The production of the show was pretty terrible and it was nowhere near what HBO and Showtime was doing with their boxing broadcasts at the time. And the announcing was laughable as well. For the first show, kick boxers Bill Wallace and Kathy Long were joined by NFL great Jim Brown on the announce team. Two kick boxers and a football player had no idea what they were calling when the fight wasn’t on the feet. Brown stayed on board for the first six UFC shows which gave the shows a little bit of credibility for the company, but zero credibility in the announcing of what would eventually be called MMA.

(Brown was the color analyst and when they asked him his opinion, he would give really short cliched responses. The only thing he really provided was giving the viewers an idea how tough these guys really were because Brown was known as a super tough guy and if he said these guys were tough, they were tough.)

The two stars of the show were Royce Gracie and Ken Shamrock. Gracie was in a gi and was the smallest competitor, but he was tapping guys out in record time. He had a Bruce Lee-like mysteriousness in when you looked at him, he didn’t look like much. But once he locked his eyes on his prey, he was a savage. Shamrock looked the part. He was swollen like a body builder and stood tall with a mean streak like no other.

Watching the first round, it was clear that the two were the best fighters and you couldn’t wait to see them fight each other.

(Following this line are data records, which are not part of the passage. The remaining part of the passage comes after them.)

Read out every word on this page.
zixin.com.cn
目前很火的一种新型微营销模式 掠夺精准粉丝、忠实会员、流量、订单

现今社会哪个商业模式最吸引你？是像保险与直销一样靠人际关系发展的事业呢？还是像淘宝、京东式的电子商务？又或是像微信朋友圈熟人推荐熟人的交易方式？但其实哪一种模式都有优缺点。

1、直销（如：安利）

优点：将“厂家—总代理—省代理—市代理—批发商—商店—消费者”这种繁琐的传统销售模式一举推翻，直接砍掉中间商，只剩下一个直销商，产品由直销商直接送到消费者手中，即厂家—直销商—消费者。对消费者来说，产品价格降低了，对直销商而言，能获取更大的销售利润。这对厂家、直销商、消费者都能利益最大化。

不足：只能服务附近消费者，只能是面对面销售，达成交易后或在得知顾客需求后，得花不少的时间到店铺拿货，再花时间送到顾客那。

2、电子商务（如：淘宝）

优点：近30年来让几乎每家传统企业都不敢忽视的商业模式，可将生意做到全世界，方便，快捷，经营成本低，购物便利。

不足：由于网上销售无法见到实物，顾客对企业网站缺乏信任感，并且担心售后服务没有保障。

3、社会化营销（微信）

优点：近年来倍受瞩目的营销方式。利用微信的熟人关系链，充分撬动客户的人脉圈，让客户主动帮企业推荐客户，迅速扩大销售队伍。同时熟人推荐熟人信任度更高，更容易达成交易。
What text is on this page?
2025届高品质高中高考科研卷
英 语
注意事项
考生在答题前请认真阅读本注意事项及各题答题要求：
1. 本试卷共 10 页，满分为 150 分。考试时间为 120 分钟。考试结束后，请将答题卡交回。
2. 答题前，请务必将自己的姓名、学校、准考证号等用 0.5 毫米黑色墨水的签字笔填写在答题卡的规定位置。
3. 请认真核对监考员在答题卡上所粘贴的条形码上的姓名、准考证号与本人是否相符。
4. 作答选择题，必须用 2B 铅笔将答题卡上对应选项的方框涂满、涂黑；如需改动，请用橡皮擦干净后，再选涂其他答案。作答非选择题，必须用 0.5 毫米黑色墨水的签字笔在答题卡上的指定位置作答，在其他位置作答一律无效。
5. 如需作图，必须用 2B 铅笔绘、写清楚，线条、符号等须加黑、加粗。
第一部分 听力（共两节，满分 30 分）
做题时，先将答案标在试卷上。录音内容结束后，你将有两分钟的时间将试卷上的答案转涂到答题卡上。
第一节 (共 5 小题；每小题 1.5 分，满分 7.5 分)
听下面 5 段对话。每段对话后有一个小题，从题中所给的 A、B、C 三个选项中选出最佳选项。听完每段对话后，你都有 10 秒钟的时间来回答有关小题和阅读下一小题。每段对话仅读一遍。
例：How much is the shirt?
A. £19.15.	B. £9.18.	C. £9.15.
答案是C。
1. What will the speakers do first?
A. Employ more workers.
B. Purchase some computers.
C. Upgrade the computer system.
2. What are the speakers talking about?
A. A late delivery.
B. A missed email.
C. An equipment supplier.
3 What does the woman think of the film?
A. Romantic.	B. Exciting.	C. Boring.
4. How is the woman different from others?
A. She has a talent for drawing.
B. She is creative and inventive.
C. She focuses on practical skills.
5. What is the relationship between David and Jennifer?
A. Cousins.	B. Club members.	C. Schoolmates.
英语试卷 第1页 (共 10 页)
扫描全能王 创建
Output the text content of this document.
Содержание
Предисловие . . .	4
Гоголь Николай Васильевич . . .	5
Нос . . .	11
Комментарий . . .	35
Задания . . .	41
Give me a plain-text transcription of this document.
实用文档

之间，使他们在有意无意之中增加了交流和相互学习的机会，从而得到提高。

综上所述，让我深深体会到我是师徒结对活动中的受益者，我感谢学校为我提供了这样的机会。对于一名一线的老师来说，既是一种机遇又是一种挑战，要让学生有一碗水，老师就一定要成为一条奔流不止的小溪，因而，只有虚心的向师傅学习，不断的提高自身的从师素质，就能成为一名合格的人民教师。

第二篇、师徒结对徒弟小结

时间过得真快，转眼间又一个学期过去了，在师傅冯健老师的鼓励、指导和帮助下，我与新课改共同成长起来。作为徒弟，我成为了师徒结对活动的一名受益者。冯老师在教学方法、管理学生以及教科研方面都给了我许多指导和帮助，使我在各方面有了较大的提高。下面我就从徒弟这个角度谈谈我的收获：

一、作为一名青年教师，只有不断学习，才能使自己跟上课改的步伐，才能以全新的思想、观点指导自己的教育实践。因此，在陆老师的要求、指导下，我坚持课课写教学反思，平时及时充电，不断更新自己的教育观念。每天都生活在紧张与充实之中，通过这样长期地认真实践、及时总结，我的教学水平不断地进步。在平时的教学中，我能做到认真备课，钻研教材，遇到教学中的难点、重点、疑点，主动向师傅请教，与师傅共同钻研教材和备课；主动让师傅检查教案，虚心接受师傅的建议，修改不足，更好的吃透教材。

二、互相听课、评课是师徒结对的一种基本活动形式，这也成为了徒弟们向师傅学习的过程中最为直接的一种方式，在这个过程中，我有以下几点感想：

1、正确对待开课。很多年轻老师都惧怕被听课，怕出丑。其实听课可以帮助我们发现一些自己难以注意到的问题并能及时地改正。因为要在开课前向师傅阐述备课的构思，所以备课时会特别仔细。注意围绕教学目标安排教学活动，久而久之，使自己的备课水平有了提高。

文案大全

After each easily won their first fights, they were matched up with each other in the semi-final, which in hindsight was probably a mistake. They should’ve been on opposite sides of the bracket so they could be matched up in the finals.

When Gracie and Shamrock were in the cage together, it felt like a big deal. Shamrock looked like he was simply going to overpower Gracie, but the wily jiu-jitsu veteran sunk in a rear naked choke using his gi, which was totally legal, and won in less than a minute. Shamrock was just as surprised as anyone, but knew that he needed to learn how to defend jiu-jitsu if he was ever going to beat Gracie.

Gracie would go on to beat Gordeau by rear naked choke with just 1:44 gone in the first round to cement himself as the very first UFC winner. What he also did was put jiu-jitsu on the map in the United States.

Overall, the show had solid action and a few really cool moments. But the production and announcing took it down a notch as the presentation was less than professional. But I would recommend anyone who hasn’t seen this show and is a fan of MMA today to take a look at the very first show. It was truly memorable both for the right and wrong reasons.